I became friends with a man whose wife is suffering with Stage IV breast cancer. She's been in Stage IV for about 5 years now, I think, and she's had cancer for over 10. He and I had been emailing each other for a few weeks, sharing feelings because we are both going through difficult times (mine having to do with stress after divorce). I absolutely loved his emails.
In one email, though, he told me his wife suggested he get a girlfriend...that she worried about him. I thought to myself that if I were in her shoes, even if I worried about him, I wouldn't want to lose him emotionally to another woman. I am very attracted to this man, but finally I told him we needed to stop communicating. He didn't want to let go (and neither did I), but he respected my request.

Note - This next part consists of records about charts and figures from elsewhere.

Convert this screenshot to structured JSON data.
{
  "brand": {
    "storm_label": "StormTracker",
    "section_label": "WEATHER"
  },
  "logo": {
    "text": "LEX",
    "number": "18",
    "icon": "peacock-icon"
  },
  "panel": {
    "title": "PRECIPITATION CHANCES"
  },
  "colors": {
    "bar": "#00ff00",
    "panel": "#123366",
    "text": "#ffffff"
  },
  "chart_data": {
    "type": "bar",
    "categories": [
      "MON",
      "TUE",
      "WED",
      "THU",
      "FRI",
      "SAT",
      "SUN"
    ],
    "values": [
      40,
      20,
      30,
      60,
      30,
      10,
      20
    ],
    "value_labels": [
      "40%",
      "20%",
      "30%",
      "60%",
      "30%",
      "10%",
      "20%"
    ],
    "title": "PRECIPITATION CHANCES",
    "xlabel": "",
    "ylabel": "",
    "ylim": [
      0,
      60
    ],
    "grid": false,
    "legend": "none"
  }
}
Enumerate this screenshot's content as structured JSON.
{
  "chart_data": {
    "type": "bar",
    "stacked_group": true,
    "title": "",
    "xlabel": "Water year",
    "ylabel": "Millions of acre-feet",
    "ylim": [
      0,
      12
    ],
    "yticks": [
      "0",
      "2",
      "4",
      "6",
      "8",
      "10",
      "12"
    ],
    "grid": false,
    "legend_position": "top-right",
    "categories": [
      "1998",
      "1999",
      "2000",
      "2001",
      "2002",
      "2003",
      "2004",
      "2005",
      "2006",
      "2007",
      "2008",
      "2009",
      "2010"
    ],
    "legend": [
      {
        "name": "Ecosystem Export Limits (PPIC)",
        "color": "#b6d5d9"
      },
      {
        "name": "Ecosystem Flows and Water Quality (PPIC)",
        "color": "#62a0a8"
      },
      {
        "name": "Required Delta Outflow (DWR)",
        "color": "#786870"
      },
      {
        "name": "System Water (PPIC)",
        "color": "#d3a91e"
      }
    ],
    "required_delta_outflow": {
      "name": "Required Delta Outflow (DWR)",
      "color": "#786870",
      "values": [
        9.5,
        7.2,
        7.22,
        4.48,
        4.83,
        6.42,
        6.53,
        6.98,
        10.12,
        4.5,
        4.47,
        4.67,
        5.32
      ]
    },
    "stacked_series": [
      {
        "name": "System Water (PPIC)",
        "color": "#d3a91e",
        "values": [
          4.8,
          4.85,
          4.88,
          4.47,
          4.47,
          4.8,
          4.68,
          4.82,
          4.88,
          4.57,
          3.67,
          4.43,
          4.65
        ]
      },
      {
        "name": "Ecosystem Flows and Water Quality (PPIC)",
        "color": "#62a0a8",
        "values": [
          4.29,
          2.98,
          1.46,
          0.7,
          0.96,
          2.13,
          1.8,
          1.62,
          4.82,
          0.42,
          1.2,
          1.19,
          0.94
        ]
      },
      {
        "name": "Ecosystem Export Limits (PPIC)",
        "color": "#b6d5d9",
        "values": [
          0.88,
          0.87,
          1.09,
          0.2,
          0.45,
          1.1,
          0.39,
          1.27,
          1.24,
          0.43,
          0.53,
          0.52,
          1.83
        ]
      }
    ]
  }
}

We have not been communicating, but I'm feeling very guilty because I am following his wife's progress on her blog and her posts on his Facebook page. In the last picture I saw of him he looked so sad and stressed out. I keep telling myself "thou shalt not covet" and "do unto others" and "stop!" But I keep thinking about him. I look at their pictures and think about how much they are both suffering. Before this experience I'd never realized how much the caregiver suffered.
I will never again communicate with him while his wife is alive, but I do think about what will happen if she passes. Will he contact me then? Will it be right to re-connect with him? Or should I simply tell myself right now that that is out of the question...that I should put him behind me forever...? I want to do what's right. What would you do? I'd be happy to hear from anyone.